We first read the **"yellow_tripdata_2015-01.csv"** file using **read_csv** command.

In [None]:
df = pd.read_csv("https://raw.githubusercontent.com/ponder-org/ponder-datasets/main/yellow_tripdata_2015-01.csv", header=0)
df.head()

Looking at the columns of the dataset.

In [None]:
df.columns

Next, we are going to drop some of the uncessary columns since we are not going to use them during our analysis.

In [None]:
df_cleaned = df.drop(columns=['FARE_AMOUNT', 'STORE_AND_FWD_FLAG','RATECODEID','AIRPORT_FEE',' '])
df_cleaned.columns

Looking at the PAYMENT_TYPE attribute in our dataframe, we notice that payment type values (e.g., credit card, cash, etc) are represented using numerical values (e.g., 1, 2, etc). We replace these numerical values with their corresponding payment types to make the dataframe more readable. To do this: <br> - We need to change the 'PAYMENT_TYPE' variable type from integer to string. <br> - We then need to replace the numerical values with their string equivalent.

In [None]:
df_cleaned['PAYMENT_TYPE'] = df_cleaned['PAYMENT_TYPE'].astype(str)
df_cleaned['PAYMENT_TYPE'] = df_cleaned['PAYMENT_TYPE'].replace(['1', '2', '3', '4', '5', '6'], ['credit card', 'cash', 'No charge', 'Dispute' ,'Unknown', 'voided trip'])
df_cleaned['PAYMENT_TYPE'].head()

Next, to get a better sense of our data we at dimensionality and descriptive statistics of our dataframe.

In [None]:
df_cleaned.shape

In [None]:
df_cleaned.describe(include='all')

We use isna command to detect the number of missing values in each column.

In [None]:
df_cleaned.isna().sum()

One of our main questions that we have is to investigate the distribution of passengers ("PASSENGER_COUNT") per trip. To answer this question, we groupby PASSENGER_COUNT and get the size of each group.

In [None]:
df_cleaned.groupby(['PASSENGER_COUNT']).size()

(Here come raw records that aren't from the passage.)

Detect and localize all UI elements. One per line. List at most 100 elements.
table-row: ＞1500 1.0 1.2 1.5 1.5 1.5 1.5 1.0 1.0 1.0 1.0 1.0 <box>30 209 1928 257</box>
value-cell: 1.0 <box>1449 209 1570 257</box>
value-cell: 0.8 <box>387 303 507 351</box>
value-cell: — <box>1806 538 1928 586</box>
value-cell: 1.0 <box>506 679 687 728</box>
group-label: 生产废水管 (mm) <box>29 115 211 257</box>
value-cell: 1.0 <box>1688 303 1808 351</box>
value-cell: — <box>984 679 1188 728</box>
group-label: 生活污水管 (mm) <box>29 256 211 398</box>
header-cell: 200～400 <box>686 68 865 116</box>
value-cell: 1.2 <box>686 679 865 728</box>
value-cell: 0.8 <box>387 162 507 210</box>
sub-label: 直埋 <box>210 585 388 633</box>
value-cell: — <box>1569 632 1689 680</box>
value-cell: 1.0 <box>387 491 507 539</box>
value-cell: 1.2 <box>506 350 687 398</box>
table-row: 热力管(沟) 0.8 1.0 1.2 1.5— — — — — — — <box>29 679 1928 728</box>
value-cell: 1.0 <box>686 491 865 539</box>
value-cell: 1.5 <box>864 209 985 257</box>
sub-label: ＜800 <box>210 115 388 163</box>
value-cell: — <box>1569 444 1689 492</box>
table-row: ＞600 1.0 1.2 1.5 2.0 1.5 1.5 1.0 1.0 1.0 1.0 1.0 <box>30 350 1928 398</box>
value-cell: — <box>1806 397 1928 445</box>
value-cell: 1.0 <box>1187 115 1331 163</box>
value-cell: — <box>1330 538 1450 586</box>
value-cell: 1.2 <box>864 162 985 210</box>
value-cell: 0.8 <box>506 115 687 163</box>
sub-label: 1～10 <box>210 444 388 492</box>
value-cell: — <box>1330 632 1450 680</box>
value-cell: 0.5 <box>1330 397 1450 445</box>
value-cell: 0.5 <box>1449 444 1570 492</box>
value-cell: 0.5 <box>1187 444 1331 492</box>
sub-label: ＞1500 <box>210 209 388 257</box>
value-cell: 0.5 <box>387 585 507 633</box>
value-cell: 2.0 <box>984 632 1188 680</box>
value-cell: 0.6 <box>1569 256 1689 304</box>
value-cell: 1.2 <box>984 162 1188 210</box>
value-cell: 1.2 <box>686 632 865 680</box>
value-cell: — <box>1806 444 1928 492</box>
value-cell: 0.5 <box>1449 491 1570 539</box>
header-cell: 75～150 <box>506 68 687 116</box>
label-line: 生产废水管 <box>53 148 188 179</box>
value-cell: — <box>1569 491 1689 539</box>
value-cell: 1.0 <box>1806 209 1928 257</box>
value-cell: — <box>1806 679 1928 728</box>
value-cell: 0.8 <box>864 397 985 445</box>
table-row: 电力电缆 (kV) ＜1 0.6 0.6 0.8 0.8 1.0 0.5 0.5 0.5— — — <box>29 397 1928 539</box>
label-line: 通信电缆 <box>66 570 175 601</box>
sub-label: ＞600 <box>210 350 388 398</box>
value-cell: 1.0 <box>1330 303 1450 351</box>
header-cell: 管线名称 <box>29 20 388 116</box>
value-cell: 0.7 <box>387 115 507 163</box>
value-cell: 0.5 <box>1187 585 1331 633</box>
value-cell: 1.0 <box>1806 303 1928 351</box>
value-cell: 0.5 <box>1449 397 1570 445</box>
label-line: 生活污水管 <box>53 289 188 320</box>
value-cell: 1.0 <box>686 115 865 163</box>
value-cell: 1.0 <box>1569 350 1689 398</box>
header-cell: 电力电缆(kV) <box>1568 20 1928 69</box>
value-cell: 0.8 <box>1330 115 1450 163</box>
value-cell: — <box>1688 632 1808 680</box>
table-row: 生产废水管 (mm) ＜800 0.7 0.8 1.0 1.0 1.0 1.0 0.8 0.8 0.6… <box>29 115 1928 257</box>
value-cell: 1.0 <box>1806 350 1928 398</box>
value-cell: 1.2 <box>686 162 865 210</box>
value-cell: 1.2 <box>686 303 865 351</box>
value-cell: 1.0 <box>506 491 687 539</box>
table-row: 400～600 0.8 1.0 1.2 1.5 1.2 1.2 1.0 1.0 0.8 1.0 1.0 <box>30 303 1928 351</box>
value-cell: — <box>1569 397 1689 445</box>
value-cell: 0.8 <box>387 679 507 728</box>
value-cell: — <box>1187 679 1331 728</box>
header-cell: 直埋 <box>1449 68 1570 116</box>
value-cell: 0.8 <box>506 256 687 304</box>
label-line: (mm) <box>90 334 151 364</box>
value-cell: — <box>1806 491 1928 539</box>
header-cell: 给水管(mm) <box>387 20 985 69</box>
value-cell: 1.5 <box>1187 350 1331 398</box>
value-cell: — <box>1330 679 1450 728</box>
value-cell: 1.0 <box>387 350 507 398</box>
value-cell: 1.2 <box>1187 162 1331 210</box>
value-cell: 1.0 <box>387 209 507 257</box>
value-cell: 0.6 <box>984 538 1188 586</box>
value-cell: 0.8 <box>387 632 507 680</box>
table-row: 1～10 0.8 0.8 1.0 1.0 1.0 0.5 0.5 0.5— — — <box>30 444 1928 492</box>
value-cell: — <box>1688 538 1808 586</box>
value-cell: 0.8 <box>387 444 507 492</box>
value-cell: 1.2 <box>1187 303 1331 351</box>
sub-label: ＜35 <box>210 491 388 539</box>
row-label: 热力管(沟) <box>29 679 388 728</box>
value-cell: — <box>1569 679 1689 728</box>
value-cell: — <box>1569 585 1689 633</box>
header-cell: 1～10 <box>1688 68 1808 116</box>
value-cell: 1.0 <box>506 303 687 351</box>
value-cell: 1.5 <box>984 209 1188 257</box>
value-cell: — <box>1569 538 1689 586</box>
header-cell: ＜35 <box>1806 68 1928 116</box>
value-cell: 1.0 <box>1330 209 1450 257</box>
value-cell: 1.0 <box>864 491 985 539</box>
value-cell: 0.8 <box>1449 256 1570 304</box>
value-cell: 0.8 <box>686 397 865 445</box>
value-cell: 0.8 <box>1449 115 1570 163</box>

We notice that most of the trips have one or two passengers, so we focus on this subset of data. 

In [None]:
df2 = df_cleaned.loc[(df_cleaned['PASSENGER_COUNT'] >= 1) & (df_cleaned['PASSENGER_COUNT'] <= 2)]
df2

Now that we filtered out all trips that are not one or two passengers, we want to know what is the longest and shortest trip distance for this subset of data.

In [None]:
longest= df2.nlargest(1,'TRIP_DISTANCE')
shortest = df2.nsmallest(1,'TRIP_DISTANCE')
print(longest, shortest)

Finally, we would like to see the most common payment methods in these trips. 

In [None]:
df2.groupby(['PAYMENT_TYPE']).size()